In situations where a member has emergent or urgent needs, an in-person contact may be necessary by the Care Manager, local
authorities or emergency personnel. CCOs will ensure precautions will be employed for the safety of both the member and the care
management staff responding to the situation.

CRITERIA FOR IDENTIFICATION OF MEMBERS WITH HIGH NEEDS

For members who live in the community, presenting with the risk factors identified below, Care Managers will assure a frequency
of contact sufficient to keep the member healthy and safe. The Care Manager will assess needs, health, and overall status
through the use of a specific assessment tool to track and document any changes and identify any increased needs in key areas
related to the health and safety of the member.

Risk Factors:

  • Medical Risk – People who may be at increased risk for serious illness from COVID-19
  • Blood disorders (e.g., sickle cell disease or on blood thinners)
    o Chronic kidney disease as defined by your doctor.
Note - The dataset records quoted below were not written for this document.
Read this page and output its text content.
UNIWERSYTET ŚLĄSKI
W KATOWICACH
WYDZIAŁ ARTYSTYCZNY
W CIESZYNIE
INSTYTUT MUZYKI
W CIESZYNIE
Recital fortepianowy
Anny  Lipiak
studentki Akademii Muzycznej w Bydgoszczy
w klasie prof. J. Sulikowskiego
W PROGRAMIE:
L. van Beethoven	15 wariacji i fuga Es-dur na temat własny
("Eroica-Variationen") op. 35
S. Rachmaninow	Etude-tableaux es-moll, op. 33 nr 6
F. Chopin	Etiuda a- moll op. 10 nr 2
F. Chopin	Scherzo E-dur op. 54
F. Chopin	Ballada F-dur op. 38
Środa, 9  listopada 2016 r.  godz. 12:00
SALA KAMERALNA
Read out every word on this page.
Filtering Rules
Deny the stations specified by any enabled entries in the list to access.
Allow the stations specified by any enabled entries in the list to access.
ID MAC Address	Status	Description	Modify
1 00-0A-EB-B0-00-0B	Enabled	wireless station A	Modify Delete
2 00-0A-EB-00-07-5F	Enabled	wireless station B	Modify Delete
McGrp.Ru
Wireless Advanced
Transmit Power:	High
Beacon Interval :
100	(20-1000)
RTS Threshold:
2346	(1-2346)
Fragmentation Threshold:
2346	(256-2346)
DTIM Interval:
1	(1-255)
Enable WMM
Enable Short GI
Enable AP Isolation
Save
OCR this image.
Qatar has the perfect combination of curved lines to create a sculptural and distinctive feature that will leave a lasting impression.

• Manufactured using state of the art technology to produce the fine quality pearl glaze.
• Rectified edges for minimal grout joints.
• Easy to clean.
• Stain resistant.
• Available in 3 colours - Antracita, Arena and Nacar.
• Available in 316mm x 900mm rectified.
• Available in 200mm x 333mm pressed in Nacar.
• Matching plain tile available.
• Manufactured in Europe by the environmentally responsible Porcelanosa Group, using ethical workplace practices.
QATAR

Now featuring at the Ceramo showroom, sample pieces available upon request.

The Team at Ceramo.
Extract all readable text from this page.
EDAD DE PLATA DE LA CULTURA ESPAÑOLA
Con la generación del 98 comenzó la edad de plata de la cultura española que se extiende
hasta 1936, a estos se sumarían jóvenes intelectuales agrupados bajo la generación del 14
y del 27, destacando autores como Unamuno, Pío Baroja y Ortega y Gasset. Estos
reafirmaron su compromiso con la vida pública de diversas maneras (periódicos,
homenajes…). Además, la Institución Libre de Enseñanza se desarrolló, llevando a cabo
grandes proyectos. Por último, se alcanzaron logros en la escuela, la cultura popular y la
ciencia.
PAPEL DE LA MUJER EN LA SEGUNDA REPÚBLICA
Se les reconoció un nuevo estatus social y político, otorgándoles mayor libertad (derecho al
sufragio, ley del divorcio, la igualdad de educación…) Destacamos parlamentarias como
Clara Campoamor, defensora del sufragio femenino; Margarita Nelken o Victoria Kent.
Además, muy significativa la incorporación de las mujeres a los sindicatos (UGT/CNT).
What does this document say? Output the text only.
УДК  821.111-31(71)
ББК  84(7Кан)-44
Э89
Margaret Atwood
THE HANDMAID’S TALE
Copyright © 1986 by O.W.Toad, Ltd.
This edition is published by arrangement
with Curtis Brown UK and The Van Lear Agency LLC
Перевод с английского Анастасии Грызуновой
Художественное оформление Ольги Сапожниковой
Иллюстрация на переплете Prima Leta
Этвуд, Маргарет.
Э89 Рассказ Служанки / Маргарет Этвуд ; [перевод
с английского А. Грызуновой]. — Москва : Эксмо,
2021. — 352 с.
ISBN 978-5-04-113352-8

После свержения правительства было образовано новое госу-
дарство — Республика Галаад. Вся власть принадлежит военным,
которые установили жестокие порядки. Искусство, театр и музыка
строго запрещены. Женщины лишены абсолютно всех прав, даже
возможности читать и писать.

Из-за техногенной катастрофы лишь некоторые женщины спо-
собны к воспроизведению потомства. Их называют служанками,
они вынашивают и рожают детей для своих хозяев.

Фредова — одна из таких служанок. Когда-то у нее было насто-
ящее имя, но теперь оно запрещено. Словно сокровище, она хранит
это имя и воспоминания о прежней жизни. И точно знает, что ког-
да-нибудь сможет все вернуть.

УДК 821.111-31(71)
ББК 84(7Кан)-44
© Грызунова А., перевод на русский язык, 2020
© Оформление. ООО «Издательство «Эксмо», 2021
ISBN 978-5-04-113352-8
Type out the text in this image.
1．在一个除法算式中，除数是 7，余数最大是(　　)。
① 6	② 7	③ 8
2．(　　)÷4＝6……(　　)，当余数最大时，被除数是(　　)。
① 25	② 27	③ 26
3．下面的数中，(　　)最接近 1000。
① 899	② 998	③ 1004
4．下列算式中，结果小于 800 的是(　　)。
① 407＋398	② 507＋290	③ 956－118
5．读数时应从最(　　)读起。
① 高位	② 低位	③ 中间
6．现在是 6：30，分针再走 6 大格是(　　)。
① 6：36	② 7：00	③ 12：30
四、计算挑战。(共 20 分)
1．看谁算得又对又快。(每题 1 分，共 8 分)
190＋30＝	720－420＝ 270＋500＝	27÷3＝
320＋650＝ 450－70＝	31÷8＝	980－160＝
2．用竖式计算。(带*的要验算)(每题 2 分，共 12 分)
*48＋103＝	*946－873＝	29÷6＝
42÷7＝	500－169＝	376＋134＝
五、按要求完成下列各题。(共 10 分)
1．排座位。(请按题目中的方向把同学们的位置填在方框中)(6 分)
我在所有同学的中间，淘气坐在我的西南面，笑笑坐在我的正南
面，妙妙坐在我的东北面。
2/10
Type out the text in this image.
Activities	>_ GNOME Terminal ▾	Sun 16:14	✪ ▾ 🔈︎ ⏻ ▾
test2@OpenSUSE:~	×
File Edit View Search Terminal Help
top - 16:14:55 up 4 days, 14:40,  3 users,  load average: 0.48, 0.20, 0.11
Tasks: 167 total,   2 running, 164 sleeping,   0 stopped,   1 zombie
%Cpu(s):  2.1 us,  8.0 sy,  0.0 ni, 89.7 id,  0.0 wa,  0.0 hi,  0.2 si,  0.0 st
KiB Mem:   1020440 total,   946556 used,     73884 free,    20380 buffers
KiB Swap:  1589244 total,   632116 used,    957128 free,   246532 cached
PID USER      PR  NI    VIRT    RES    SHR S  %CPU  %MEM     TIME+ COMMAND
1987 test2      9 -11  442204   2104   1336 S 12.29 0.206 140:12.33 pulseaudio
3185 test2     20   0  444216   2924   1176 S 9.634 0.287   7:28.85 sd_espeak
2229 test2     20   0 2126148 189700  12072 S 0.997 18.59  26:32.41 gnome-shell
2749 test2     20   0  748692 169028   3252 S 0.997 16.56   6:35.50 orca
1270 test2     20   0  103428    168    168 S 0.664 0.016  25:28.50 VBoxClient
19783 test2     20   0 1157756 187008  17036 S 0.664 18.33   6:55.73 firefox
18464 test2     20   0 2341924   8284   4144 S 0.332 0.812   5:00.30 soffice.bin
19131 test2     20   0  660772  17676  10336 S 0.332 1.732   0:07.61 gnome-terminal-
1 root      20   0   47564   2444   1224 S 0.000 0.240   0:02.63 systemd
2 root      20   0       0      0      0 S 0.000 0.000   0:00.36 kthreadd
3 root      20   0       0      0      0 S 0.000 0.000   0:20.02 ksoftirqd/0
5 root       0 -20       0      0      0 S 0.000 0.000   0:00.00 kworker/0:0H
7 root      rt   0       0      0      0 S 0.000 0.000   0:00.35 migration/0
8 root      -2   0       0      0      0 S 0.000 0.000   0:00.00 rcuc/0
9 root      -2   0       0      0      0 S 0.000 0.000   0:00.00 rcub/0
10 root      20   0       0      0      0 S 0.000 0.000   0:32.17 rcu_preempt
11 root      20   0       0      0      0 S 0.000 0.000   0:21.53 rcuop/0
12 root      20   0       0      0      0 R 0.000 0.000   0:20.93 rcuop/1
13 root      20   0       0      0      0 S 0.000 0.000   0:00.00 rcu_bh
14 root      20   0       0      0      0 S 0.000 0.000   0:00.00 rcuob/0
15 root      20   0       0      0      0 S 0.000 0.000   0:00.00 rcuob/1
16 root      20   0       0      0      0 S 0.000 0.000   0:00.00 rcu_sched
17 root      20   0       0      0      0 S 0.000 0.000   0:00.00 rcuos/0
Patient has been told to avoid or reduce the dose of
    medications because kidney disease, or is under treatment for kidney disease, including receiving dialysis
    o Chronic liver disease as defined by your doctor. (e.g., cirrhosis, chronic hepatitis) Patient has been told to avoid or
    reduce the dose of medications because liver disease or is under treatment for liver disease
    o Compromised immune system (immunosuppression) (e.g., seeing a doctor for cancer and treatment such as
    chemotherapy or radiation, received an organ or bone marrow transplant, taking high doses of corticosteroids or
    other immunosuppressant medications, HIV or AIDS)
    o Current/Recent pregnancy
    o Endocrine disorders (e.g., diabetes mellitus)
    o Metabolic disorders (such as inherited metabolic disorders and mitochondrial disorders)
    o Heart disease (such as congenital heart disease, congestive heart failure and coronary artery disease)
    o Lung disease including asthma or chronic obstructive pulmonary disease (chronic bronchitis or emphysema) or
    other chronic conditions associated with impaired lung function or that require home oxygen
    o Neurological disorder diagnosis of stroke, epilepsy or cerebral palsy
    o Age 65 and older
  • Support Risk – Supports/Services to maintain health and safety
    o OPWDD Waiver Services/Supports
     Temporary reduction/disruption/suspension in any waiver provider services which effects health and
    safety of the person.
    o Medical/Health/Community Supports
     Temporary reduction/disruption/suspension of in-home, non-waiver, services which effects health and
    safety of the person.
     Medical/physical condition requires out of home care (examples: physical therapy, occupational therapy,
    wound care needs)
    o Natural/Family Support
     Aging or failing health of caregiver/no alternative available
     Homeless or in imminent danger of being so/Transient living environment
     Abusive or neglectful situation constituting imminent risk of harm
     Resource Risk – Provisions/Supplies to maintain health and safety
    o Limited access to essential supports
     Medication or oxygen/oxygen supplies
     Medical supplies
     Food
     Transportation which effects health and safety of the person
     Necessary provisions and supplies

CRITERIA THAT MAY TRIGGER IN PERSON CONTACT WITH MEMBER OR ENGAGEMENT WITH LOCAL AUTHORITIES
OR EMERGENCY PERSONNEL

  • Individuals who live in the community, have already identified risk factors, are absent natural supports and where we have
    not been able to make contact via telephone or video conferencing.
  • Urgent or Emergency situations which effects the health and safety of the person where there are no natural or other
    supports available to meet the needs of the person will be evaluated on a case-by-case basis and approved via the
    protocols established by each CCO.

Prior to conducting an in-person visit, the care manager will screen the member, in accordance with CDC guidance. If the member
screens positive, the care manager will coordinate with the member and appropriate health care providers to ensure that the
member is referred to the appropriate medical personnel.

Care Coordination Organizations will ensure that Care Managers are screened, prior to conducting an in-person visit for symptoms or
contacts that might have put them at risk.